Not in the “burbs” of course but it appears efforts to specifically revitalized downtown have continued to fail. Since the city’s attempted downtown Marketplace fiasco in the late eighties, efforts over the past thirty years to bring new interest in visiting downtown has been a roller coaster ride. Combine these previous failures with current issues of the decline of the area surrounding the coliseum, and the decline of coliseum itself, along with the failed attempt to locate a new minor league baseball park in Shockoe Bottom, leaves one with little hope. Add to the mix the Shockoe Bottom violence and the dilapidated condition of the city roads and infrastructure, all are contributing to the perception of incompetent city government who get some things right and too many things wrong.
The only glue holding downtown together is the presence of Virginia state government. But state government’s effect is largely one of weekday, daylight hours. Another indicator of downtown decay was the recent pull out of a major, premium, Shockoe-located restaurant in the form of Morton’s Steakhouse, illustrating a trend that is not positive for the city center as a nighttime destination.
Now, as BLM protesters, unfortunately associated with rioting, arson, and looting, take possession of the city center after dark, any desire by those who came into the city for dining and entertainment may be gone for good. As a further consequence, the outward reputation of the community as a safe place to live, work and raise a family is now significantly tarnished.
Regardless of how you view what has happened and why, this violence is proverbial “poison in the water” for this city. Will Fortune 1000 businesses locate here? Will the ones that are here find a reason to move? Will the conversion of old downtown office buildings into apartment towers continue? Will developers, who could have brought the means for conversion of derelict areas of downtown real estate into vibrant, attractive destinations, bring new proposals to city government? This appears now much less likely.
And this is not just poison for the city proper but for the entire metro-area. Fear is growing that these sorts of disturbances will find their way to the surrounding counties. These counties make up more than two thirds of the metro-area population. Prospective buyers, developers and businesses may look elsewhere to bring their buying power and jobs. Fewer jobs, fewer residents lead to a smaller tax base and spiraling decline that has very painfully affected many other communities.

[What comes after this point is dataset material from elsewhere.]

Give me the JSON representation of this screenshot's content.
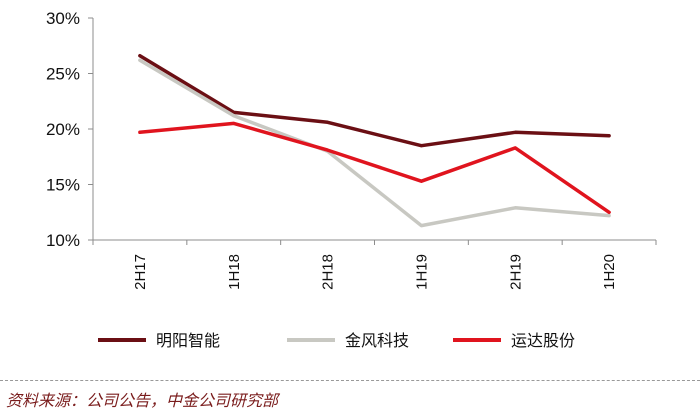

How sad that this could be the beginning of a period of decline for this community. With the ocean and the mountains less than two hours away, not to mention the James River running right through town, Williamsburg less than an hour away, and the nation’s capital just two hours to the north, Richmond is well positioned as an attractive location for business and family. If you also consider the relatively low cost of living, quality schools (with the exception of many schools in the city proper) and the temperate climate, it aggregates to an extremely attractive picture. But that is not what the world is seeing and hearing about this community today. They are seeing lawlessness, rioting, arson, looting, three police chiefs in less than 30 days, as well as inept, ineffective city and state leadership.
For all of those who love this community for many of the previously mentioned attributes, this is the first time many have spoken openly about leaving it. Is this the beginning of the end of a great resurgent period for this community?